Every aspiring writer wants to know how they can actually make themselves do the work. The glib answer is that you have to have self-discipline. But frankly, I don’t. So I essentially tricked myself into writing the novel. See, I hate working, but I love cafés. Knowing this, I would take myself off to my favorite café, and sit there for an hour or two, having a coffee. I get bored easily, so to avoid the tedium of my own company, I’d pull out my laptop (with no internet or games on it – that’s essential!) and write. And once I actually started tapping away, I found it fairly easy to concentrate, and I wouldn’t let myself go home until I’d written 1000 words, and edited the last 1000 words I wrote. (I’m lucky to write fast, but if you set your own target at 250 words a day, that’ll still work.)
I also had an incentive scheme where once I’d finished, I gave myself a reward. Sometimes it was an arcade game if there was one near the café, sometimes a bit of browsing in a music store, and sometimes even a gelato. Yeah, it was really literary.
But the biggest reward was that, to my surprise, I really, really enjoyed doing the writing. It made me feel like, well, a real writer, like I’d always dreamed of being. Sometimes I’d work in a bookshop café, like the one at Kinokuniya or Berkelouw’s in Paddington, and imagine what it would be like to see my work on the shelves around me.
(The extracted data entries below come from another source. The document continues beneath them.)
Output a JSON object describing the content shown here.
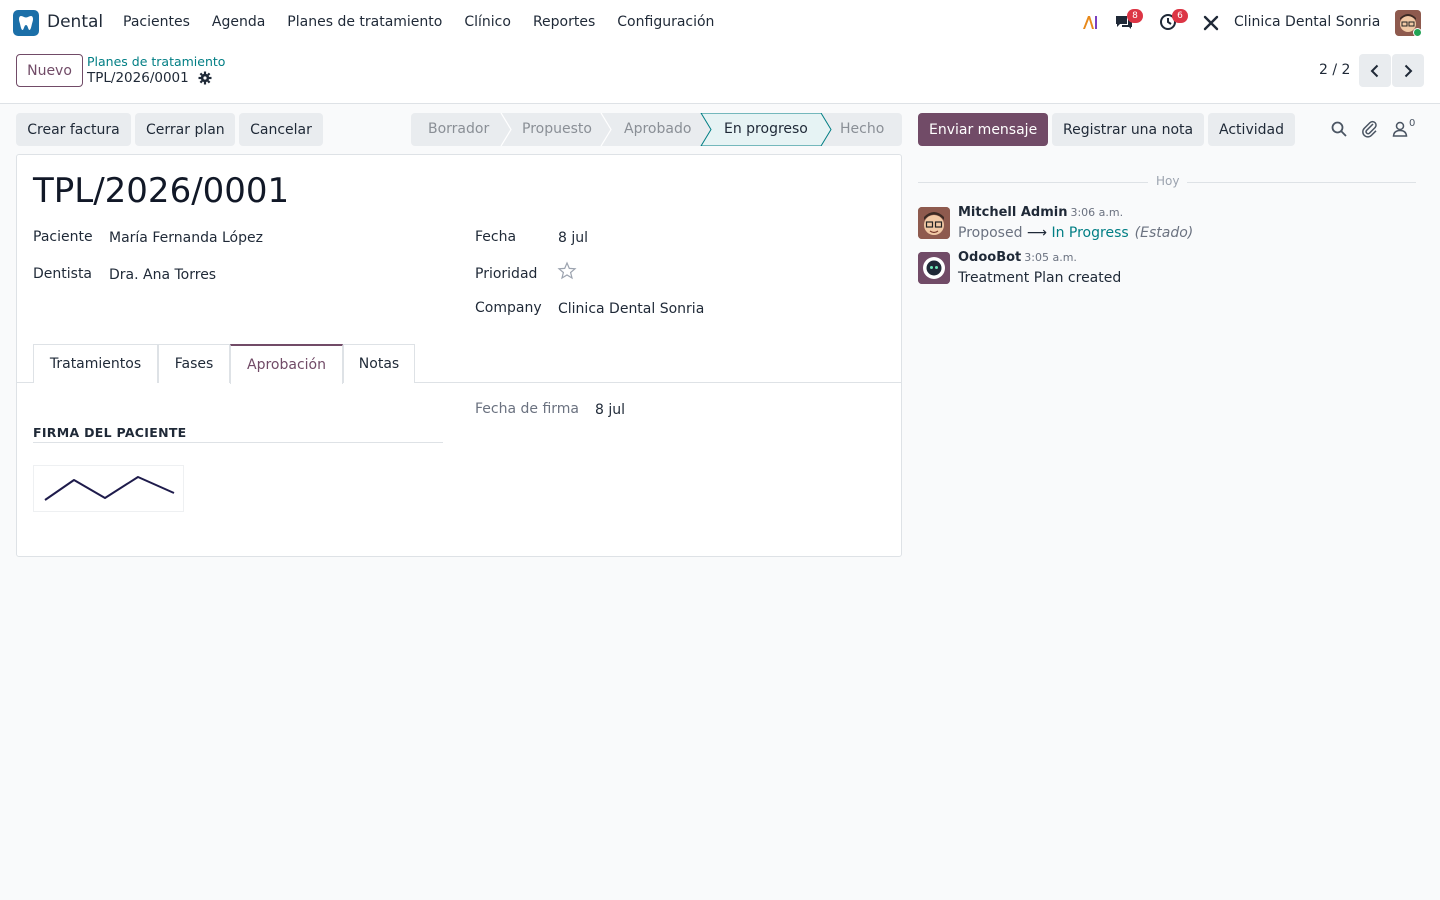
{
  "navbar": {
    "app_name": "Dental",
    "menu": [
      "Pacientes",
      "Agenda",
      "Planes de tratamiento",
      "Clínico",
      "Reportes",
      "Configuración"
    ],
    "messages_badge": "8",
    "activities_badge": "6",
    "company": "Clinica Dental Sonria"
  },
  "control": {
    "new_label": "Nuevo",
    "breadcrumb_parent": "Planes de tratamiento",
    "breadcrumb_current": "TPL/2026/0001",
    "pager": "2 / 2"
  },
  "actions": {
    "create_invoice": "Crear factura",
    "close_plan": "Cerrar plan",
    "cancel": "Cancelar"
  },
  "statusbar": {
    "stages": [
      "Borrador",
      "Propuesto",
      "Aprobado",
      "En progreso",
      "Hecho"
    ],
    "active": "En progreso"
  },
  "form": {
    "title": "TPL/2026/0001",
    "patient_label": "Paciente",
    "patient_value": "María Fernanda López",
    "dentist_label": "Dentista",
    "dentist_value": "Dra. Ana Torres",
    "date_label": "Fecha",
    "date_value": "8 jul",
    "priority_label": "Prioridad",
    "priority_stars": 0,
    "company_label": "Company",
    "company_value": "Clinica Dental Sonria",
    "tabs": [
      "Tratamientos",
      "Fases",
      "Aprobación",
      "Notas"
    ],
    "active_tab": "Aprobación",
    "signature_date_label": "Fecha de firma",
    "signature_date_value": "8 jul",
    "signature_section": "FIRMA DEL PACIENTE"
  },
  "chatter": {
    "send_message": "Enviar mensaje",
    "log_note": "Registrar una nota",
    "activity": "Actividad",
    "followers_count": "0",
    "today_label": "Hoy",
    "messages": [
      {
        "author": "Mitchell Admin",
        "time": "3:06 a.m.",
        "old_value": "Proposed",
        "arrow": "⟶",
        "new_value": "In Progress",
        "field": "(Estado)"
      },
      {
        "author": "OdooBot",
        "time": "3:05 a.m.",
        "body": "Treatment Plan created"
      }
    ]
  },
  "colors": {
    "brand": "#714b67",
    "teal": "#017e84",
    "badge": "#dc3545",
    "app_icon": "#1b6fa8"
  }
}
In other words, I’d daydream – but it worked as an incentive.
So if you want to know how other writers do it, you’re actually asking the wrong question, in my opinion. What you need to ask yourself is how can you make yourself write. No-one else can answer that for you. For me, it took deadlines imposed by a university course that was so expensive that I simply wouldn’t let myself drop out – and most importantly, yielding to my own personality. That is, I ended up working with my flaws rather than trying to overcome them. I would love to get up at dawn and write every morning, right after I go to the gym for an hour and bake fresh crusty bread rolls for the homeless. But the fact is, I never will. So I made writing a pleasurable activity, and before I knew it, I’d written a whole book.
There is one downside to this. I’ve now carefully trained myself only to work in cafés – in any other environment, I will simply procrastinate. And to be honest, the café habit is getting expensive, and I’m doubtlessly eating way too much gelato. Still, at least I’ve found a way to make myself do the work. And as my friends will tell you, that’s something of a miracle. In all honesty, I can hardly believe I did it either. Perhaps it is one of the signs of the Apocalypse after all?